During the discovery of the New World, explorers thought these monkeys looked like Franciscans from a religious order in Capuchin. These Franciscans wore dark robes and covered their heads with the hoods.

The body of this primate can grow to about a foot and a half long, but its tail alone can be two feet long! This monkey’s tail is prehensile, meaning it is able to grasp onto objects, such as trees.

This allows the monkey to swing from tree to tree and frees up its four nimble limbs.

The diet of a capuchin can vary depending on what type of climate it lives in. Forests in Central and South America can differ greatly, depending on altitude and proximity to the ocean.

Some forests are more tropical and humid, while others can remain drier with less foliage, giving way to varying meal choices. The core diet of a capuchin consists of fruits and other plants, as well as invertebrates.
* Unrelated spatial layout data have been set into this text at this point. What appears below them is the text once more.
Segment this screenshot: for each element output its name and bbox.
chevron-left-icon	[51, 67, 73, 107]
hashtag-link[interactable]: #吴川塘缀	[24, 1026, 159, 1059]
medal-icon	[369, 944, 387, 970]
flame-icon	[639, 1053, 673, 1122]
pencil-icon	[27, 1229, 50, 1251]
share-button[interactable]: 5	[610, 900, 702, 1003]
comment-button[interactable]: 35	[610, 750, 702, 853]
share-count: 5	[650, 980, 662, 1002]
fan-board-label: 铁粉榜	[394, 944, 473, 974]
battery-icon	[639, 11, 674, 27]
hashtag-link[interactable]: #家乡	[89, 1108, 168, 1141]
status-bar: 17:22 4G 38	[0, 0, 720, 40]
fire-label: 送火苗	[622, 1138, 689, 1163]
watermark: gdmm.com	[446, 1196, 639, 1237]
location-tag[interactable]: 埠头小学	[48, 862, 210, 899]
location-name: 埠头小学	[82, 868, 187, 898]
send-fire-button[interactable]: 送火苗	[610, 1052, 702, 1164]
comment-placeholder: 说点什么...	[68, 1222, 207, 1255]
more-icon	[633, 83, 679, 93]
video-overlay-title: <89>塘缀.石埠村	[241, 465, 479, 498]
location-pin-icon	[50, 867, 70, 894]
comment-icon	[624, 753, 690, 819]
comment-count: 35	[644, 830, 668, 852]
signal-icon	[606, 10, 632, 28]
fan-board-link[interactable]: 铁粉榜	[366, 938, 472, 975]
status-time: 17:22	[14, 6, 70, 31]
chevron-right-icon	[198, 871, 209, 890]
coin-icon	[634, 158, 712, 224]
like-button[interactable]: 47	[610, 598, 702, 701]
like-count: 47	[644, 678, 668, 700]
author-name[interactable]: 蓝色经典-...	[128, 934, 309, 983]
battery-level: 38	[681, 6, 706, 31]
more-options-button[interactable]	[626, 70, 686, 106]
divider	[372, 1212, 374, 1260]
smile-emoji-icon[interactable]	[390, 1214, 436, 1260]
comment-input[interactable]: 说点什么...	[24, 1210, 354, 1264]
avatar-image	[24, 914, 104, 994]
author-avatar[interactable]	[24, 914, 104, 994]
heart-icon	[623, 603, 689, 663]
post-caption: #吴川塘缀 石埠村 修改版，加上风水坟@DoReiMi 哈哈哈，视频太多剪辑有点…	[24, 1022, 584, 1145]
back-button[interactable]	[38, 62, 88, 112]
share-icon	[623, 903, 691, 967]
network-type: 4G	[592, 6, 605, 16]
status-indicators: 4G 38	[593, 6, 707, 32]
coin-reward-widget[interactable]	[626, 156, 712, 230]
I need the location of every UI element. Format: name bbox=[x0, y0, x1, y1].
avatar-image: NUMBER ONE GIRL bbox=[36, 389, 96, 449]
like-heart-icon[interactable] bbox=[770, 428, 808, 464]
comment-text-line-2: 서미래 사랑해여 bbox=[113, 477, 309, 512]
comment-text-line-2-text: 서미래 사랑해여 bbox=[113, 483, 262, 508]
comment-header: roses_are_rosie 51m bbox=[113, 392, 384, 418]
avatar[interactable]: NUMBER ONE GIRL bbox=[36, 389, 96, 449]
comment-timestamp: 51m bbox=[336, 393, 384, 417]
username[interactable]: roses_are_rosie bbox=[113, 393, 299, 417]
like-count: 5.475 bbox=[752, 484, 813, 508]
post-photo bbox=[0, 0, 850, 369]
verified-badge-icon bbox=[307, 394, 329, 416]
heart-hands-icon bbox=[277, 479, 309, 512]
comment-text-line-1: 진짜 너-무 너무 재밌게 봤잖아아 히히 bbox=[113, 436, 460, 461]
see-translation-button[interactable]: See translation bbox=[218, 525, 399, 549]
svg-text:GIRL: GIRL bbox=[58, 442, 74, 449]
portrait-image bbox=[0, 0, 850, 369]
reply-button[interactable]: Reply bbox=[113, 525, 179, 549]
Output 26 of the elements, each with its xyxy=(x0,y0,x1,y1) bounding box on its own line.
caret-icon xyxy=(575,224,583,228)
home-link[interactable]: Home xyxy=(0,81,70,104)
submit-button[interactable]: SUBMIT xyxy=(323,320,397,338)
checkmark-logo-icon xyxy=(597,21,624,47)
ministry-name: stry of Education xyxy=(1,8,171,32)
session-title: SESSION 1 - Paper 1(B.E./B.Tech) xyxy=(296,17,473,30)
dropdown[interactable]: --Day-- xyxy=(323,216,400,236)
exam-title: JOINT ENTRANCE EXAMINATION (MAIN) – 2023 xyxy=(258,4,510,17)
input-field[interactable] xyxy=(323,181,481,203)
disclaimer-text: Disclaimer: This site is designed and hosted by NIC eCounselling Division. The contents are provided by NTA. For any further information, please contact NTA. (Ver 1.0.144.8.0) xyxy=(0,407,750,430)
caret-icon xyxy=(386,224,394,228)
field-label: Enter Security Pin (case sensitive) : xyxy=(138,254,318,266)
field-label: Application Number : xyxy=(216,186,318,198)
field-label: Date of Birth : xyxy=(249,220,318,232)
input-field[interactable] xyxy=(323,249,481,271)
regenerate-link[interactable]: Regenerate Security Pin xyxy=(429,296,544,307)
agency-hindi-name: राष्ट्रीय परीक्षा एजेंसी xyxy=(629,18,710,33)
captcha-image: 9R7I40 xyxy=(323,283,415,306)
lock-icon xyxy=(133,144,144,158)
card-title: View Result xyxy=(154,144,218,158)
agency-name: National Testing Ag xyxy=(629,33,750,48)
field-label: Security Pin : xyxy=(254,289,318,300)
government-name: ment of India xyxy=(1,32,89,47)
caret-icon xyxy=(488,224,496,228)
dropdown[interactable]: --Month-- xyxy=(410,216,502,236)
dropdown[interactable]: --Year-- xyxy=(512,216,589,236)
White-faced capuchins live in large extended family groups whose numbers can exceed 30 members. These monkeys have a patriarchal culture, meaning that males dominate females, and the leader of the group is a male. This is common among primates.

Unlike most other primates, white-faced capuchins allow other adult males to live within the group. The dominant male allows other males to mate with females in the group upon appointment.

The other males in the group are assigned the dominant male’s daughters as their mates.

Females also share a complex relationship with one another. Females related to one another on their mother’s side tend to be more amiable to one another.

Also, females will band together to protect their young when a rogue male tries to overtake a family.

The rogue male intends to rid the family of any young, since they are not his own. Females share a maternal bond in that many can be lactating while there are young around, even if it is not their offspring.

However, while females are lactating, they are unable to bear offspring themselves. So, while there are young in a family group, very few females can mate with a new male.

Compared to other animals, these social and familial behaviors are very complex.

Primates have even been documented to use and make tools of their own. Footage of capuchins using two large stones to crush nuts and seeds has been recorded.

White-faced capuchins use many human-like facial expressions to convey non-verbal socializations, another reason why they are so common in today’s media.